Prior to April 2012, Mr Smith did not have consistent availability and he accepted and rejected shifts in an ad hoc way. 21
In July 2012, Mr Smith advised that he would not be available to be rostered for shifts for about four months due to his forthcoming year 12 exams. 22 He did not make himself available for further shifts until his dismissal on 15 October 2012.23
Mr Smith’s evidence
[16] Mr Smith’s evidence was:
- When he started with the Council, he met with Mr Gasson in his office who showed him the available timeslots on the roster. He had indicated that he would like Friday afternoon and Sunday afternoon. 24
He believed that he would have those shifts all year (ongoing work) until he advised Mr Gasson otherwise. Mr Gasson had never emailed him nor had he emailed Mr Gasson saying that he wanted to keep those shifts for the next roster. When he had needed to drop a shift, he had emailed Mr Gasson to that effect. During his employment, he had no contact with Mr Gasson except when he wanted to drop a shift. 25
- During his employment review with Mr Hockey in early September 2012, he had a conversation with him about his interest in becoming a receptionist or a gym instructor following his VCE exams. Mr Hockey had told him to apply online after his exams. This was said to be in addition to his lifeguard job as he wanted to mix things up a bit. 26 He also told Mr Hockey that he wanted to work as many shifts as he could following his exams in mid/late November 2012.27
- He also frequently told Mr Glasson that, as soon as he had finished school and right through uni, he wanted to work a lot of shifts. He said that he was hoping to lock in shifts (regular shifts), not just for the summer but also for the following year. 28
- He was told by Mr Gasson that, even though he was a casual employee, it was his responsibility to find a replacement if he could not work a particular shift for any reason. When he could not work because of study or school commitments, he had always found a replacement. 29
Mr Gasson was said to have been fine with him going from two shifts a week to one shift a week. Mr Gasson had not said that he wouldn’t continue on on Sundays and so he had assumed that he would continue with that shift as long as he wanted to unless he advised Mr Gasson otherwise. 30
He disagreed that the amount of work he was going to get after his exams was still up in the air. This was because Mr Gasson had assured him that he would still have a job and that he would have work when he returned. He did not know the exact times. He was hoping for a bit more than the Sunday shift but would still take that shift. He agreed that, at the time of his dismissal, the extra work options with the Council had not yet been lined up. 31
When he had emailed Mr Gasson and asked if he could drop the Sunday shift for the time being because of his exams, Mr Gasson had replied to the effect that, if staff could not work for three or more months, they would have to resign. As he had not said that he wanted to terminate the Sunday shift, he had expected that he might be able to get that shift back. He was keen to ensure that he did not have a gap of more than 3 months. 32
Because he had an expectation of ongoing employment, he took on financial commitments to buy a car. 33
He confirmed that his understanding from the beginning was that his employment status was that of casual with hours of work that were intermittent (as per the letter of offer).

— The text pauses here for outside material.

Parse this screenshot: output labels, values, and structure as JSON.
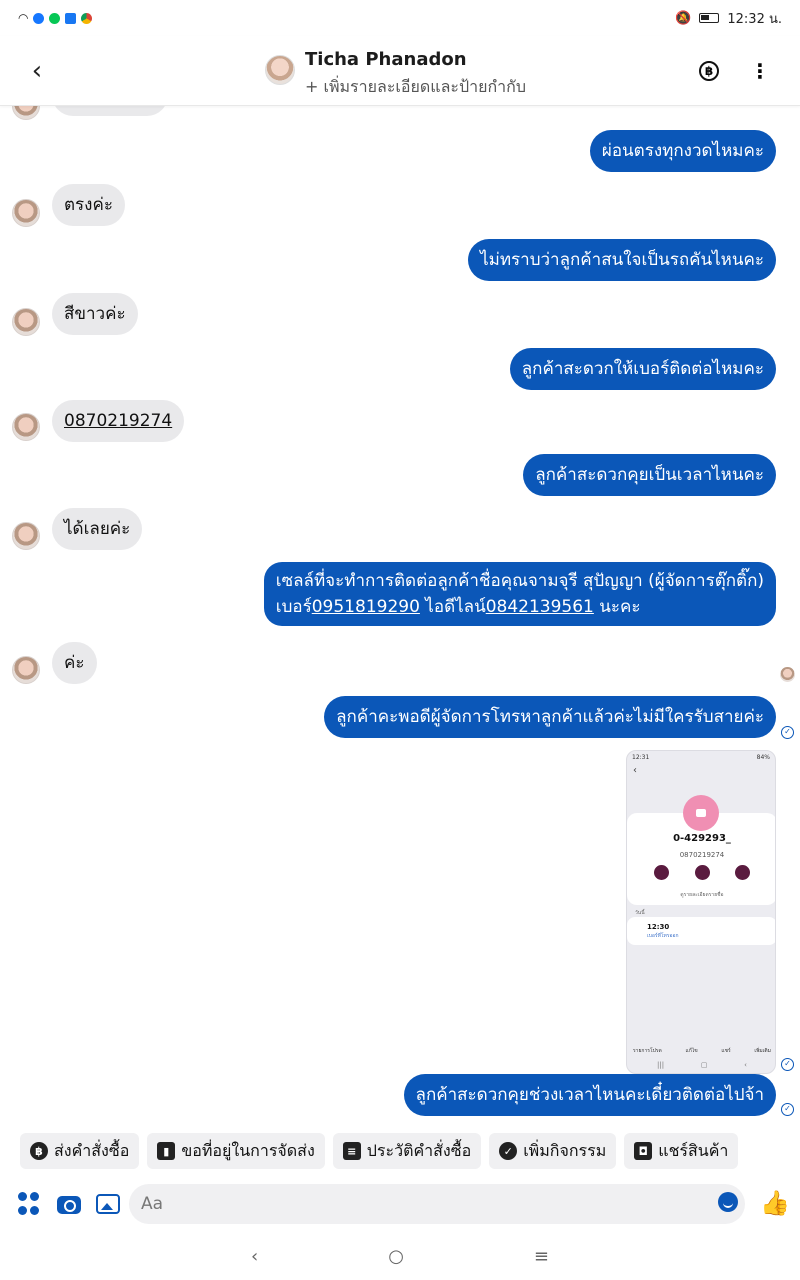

The shift he worked on Monday, 12 March 2012 was a one-off because someone needed to be covered. 34
Between 25 March 2012 and 20 April 2012, he did not work at the Harold Holt pool as a result of Mr Gasson contacting him and advising him that he was not needed because it was going to be quieter during that period. He confirmed that it was unsurprising that he was not required as the weather was getting cooler. 35
- On Friday, 30 March 2012, he was meant to be working but was away with a compulsory school football camp. He had contacted Mr Gasson and told him he couldn’t find anyone to replace him. He had then contacted the centre on the day and left them a message. 36
He confirmed that he worked at the Prahran pool on 4 April 2012 as a one-off arrangement. 37
It was explained that the shift on 20 April 2012 was longer than normal as he had been asked if he could stay back, which occurred from time to time. 38
- He confirmed that he was either not available to work or did not work on Sunday 27 May 2012. 39 By Friday 1 June 2012, he had discontinued working on Fridays which the Council was fine about.40
- He confirmed that the period from 24 June 2012 to 22 July 2012 was a quieter period and that Mr Gasson had emailed/called him to that effect. 41
- Mr Gasson then sent out another roster and he had been put back on the next roster. He thought that this period was the school holiday period because, during the school holidays, Mr Gaston would take him off. Then, after the school holidays, Mr Gasson would put him back on the roster. 42
Having put up the roster on his wall, after the second time, he had realised that his roster was always going to be the same. He said that the Friday and Sunday afternoons were his shifts even if he had to find somebody else to cover one for him. 43
- He confirmed that he did not work on Sunday 19 August 2012. 44
With respect to his payroll record, he thought that his payments varied a bit across time as a result of helping out by picking up other people shifts. He did not agree that his expected income was all over the place from week to week. 45
He said that he regularly worked on Fridays and Sundays and that, when school things etc popped up, he had to get his shift covered. However, it was still his shift that was being worked albeit, not by him. However, it was his responsibility that those hours were worked by somebody. He could have worked all of the shifts but he put his study before it on a few occasions. That was why it may seem a bit irregular. 46
He had always assumed that the Council wanted him throughout the school term. Then, in the school holidays, he had assumed that he would take them off (not work) unless Mr Gasson said that he still wanted him to work. 47
He confirmed that he had swapped shifts on seven occasions and held the view that he had a lot of flexibility regarding his shifts. 48
A new roster would be emailed to him every 6 to 8 weeks with all the shifts filled. Sometimes, Mr Gasson would email him, prior to the roster being issued, to let him know that he had a spare shift on a Friday night for example. 49
CONSIDERATIONS AND CONCLUSIONS
The legislation
[17] Section 382 of the Act sets out when a person is protected from unfair dismissal:
“382 When a person is protected from unfair dismissal
A person is protected from unfair dismissal at a time if, at that time:
(a) the person is an employee who has completed a period of employment with his or her employer of at least the minimum employment period; and
(b) one or more of the following apply:
(i) a modern award covers the person;
(ii) an enterprise agreement applies to the person in relation to the employment;
(iii) the sum of the person’s annual rate of earnings, and such other amounts (if any) worked out in relation to the person in accordance with the regulations, is less than the high income threshold.”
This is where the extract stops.